The collateral damage is not limited to wildlife; it includes pet dogs and people, sometimes even USDA employees. Even when the agency is successful in killing the target species, it is unclear that the killings are actually beneficial, either to agriculture or to the ecosystems. This is discussed in detail in part 2 of the series, which focuses on coyote extermination. And yes, coyote extermination is not a thing of the past. Over 500,000 coyotes were killed by the USDA between 2006 and 2011, but coyotes still prosper:
In Nevada, scientists found that when Wildlife Services began killing coyotes to protect deer south of Ely in 2004, the average coyote litter size jumped from one pup to 3.5. In 2007, one coyote killed by a Wildlife Services hunter in Nevada had 13 fetuses in its uterus.
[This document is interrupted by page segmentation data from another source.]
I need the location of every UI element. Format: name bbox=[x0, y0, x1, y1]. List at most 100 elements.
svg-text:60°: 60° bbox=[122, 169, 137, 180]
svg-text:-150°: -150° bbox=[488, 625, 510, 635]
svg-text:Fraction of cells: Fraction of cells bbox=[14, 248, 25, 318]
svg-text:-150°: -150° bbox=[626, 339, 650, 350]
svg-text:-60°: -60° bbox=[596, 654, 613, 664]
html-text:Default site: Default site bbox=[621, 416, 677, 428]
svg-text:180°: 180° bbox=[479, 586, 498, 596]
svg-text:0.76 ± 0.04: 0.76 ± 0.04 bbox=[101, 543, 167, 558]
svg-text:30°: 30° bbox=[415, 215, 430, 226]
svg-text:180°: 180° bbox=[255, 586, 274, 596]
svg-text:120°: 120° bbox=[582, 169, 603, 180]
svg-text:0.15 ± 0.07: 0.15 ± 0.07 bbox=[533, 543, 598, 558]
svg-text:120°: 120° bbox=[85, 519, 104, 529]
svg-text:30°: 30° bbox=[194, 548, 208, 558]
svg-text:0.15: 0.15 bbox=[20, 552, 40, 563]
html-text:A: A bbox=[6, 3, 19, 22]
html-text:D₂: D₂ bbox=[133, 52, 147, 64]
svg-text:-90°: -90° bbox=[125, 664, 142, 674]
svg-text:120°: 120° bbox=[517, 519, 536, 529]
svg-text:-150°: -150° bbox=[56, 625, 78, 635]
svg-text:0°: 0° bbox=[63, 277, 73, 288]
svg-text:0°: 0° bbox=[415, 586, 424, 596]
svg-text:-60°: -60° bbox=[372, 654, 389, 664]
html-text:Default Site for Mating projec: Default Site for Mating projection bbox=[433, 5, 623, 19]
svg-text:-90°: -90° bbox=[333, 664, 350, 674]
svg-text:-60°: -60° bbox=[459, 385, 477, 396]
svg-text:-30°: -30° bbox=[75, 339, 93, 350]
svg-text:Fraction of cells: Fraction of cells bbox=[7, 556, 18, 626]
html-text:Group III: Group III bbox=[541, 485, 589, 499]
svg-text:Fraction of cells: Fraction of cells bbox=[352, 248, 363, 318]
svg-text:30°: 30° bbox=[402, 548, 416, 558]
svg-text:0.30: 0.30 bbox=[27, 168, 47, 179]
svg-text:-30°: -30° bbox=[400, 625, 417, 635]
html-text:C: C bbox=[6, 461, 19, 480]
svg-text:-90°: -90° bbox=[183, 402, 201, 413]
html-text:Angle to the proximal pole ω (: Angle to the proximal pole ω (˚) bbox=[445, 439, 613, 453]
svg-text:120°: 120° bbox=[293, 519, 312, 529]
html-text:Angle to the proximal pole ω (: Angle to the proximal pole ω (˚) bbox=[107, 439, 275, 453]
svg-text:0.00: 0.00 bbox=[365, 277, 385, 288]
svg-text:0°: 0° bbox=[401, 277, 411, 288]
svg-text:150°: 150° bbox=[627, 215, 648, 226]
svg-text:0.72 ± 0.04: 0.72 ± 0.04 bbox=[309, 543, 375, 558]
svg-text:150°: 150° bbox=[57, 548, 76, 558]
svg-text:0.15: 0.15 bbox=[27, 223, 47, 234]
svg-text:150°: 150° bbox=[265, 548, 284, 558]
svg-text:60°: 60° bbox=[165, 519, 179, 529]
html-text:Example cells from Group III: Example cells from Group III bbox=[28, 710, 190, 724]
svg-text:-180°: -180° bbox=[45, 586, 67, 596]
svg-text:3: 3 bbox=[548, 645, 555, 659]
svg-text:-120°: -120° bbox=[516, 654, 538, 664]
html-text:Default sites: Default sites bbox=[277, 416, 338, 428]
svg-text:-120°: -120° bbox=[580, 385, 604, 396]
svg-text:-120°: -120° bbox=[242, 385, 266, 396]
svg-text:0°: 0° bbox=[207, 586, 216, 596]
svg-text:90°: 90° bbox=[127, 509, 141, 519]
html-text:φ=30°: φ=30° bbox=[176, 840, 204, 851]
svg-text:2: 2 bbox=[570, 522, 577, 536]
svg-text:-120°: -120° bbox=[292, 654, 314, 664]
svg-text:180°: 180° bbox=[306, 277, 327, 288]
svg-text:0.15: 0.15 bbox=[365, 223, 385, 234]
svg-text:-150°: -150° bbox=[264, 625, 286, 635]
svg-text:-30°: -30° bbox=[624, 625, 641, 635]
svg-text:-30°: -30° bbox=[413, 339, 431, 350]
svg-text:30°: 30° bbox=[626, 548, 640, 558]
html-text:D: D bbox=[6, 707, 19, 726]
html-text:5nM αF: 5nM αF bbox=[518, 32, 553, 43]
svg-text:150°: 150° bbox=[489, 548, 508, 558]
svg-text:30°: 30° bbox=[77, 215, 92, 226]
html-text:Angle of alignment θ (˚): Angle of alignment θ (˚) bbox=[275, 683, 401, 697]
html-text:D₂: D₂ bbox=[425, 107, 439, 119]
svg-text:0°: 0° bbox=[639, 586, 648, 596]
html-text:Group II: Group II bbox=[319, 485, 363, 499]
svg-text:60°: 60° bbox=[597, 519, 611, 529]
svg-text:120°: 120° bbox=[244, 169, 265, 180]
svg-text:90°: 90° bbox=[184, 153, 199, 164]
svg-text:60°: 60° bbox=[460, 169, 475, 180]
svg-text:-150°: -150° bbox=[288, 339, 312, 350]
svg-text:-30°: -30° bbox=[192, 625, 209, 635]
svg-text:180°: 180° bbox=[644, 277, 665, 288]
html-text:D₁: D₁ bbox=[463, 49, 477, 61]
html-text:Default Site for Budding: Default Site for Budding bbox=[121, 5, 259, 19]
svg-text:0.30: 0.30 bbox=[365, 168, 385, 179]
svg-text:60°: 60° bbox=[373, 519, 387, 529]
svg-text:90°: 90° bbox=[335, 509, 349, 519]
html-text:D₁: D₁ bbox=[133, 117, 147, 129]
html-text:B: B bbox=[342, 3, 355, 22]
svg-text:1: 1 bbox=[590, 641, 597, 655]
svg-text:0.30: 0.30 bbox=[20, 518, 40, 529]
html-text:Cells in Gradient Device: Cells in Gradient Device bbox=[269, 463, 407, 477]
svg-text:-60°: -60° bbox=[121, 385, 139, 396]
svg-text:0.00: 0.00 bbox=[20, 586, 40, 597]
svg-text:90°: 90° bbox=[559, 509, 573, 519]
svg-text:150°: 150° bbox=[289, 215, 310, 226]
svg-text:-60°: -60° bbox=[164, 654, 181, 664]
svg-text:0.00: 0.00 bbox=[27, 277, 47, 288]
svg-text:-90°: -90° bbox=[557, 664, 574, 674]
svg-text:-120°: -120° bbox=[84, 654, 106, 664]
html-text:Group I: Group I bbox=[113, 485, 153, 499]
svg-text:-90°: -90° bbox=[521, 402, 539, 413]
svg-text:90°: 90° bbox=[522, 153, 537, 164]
Just how coyotes prosper amid persecution remains a mystery. But many believe they benefit from better dining opportunities that emerge over time as coyotes are killed and rabbits and mice begin to multiply.

"A lot of it comes down to nutrition and competition. When you have fewer animals (coyotes) on the landscape, you have more food available per individual. There is a ton of food on the landscape. Why not have a bigger litter?" said Stewart, the Nevada ecologist.
Coyote extermination is usually carried out either to protect mule deer or (more commonly) to protect livestock. However, the actual impacts of coyotes (and other wild predators) are probably exaggerated:
Wildlife Services spends about $30 million a year to protect livestock from predators – mostly coyotes. On its Web page, it says losses to predators top more than $127 million a year....

Like a crime scene investigator, Niemeyer journeyed into the field to inspect sheep and cattle that ranchers said had been killed by predators. Often, his verdict was not guilty.

"You start looking and you realize nothing killed this," said Niemeyer. "They died from a multitude of things: birthing problems, old age, bad hooves, cut by barbed wire. There were an awful lot of things attributed to predation that really were not."

Niemeyer is not the only former Wildlife Services employee to raise questions about agency practices. In California, biologist Mike Jaeger did, too, with studies in Mendocino County that showed most coyotes don't prey on sheep at all and those that do are the hardest to kill with nonselective traps and poison.
As one ecologist quoted in the article says:
"There is a widespread perception that predators are the root of all evil and I'm tired of it," said Stewart. "More often than not, if you have predation on a mule deer population, you're going to have a healthier population."
Many readers will not find the agency's actions surprising. I was already aware of the agency's existence and that it often killed non-target species, but the extent of the killings and the details of the investigation were still sickening. I can see a case for lethal control of wildlife under some circumstances, such as protecting the nesting areas of endangered birds or individual animals that cause repeated damage or kill humans. Reducing the numbers of large herbivores like white-tailed deer that have no remaining natural predators makes sense if they start affecting other species. However, the widespread and indiscriminate killing is unacceptable, especially when it results in the deaths of thousands of non-target animals. For that reason, I am glad that WildEarth Guardians has filed a suit to force the USDA to stop killing wildlife until it conducts a new analysis of the environmental impacts.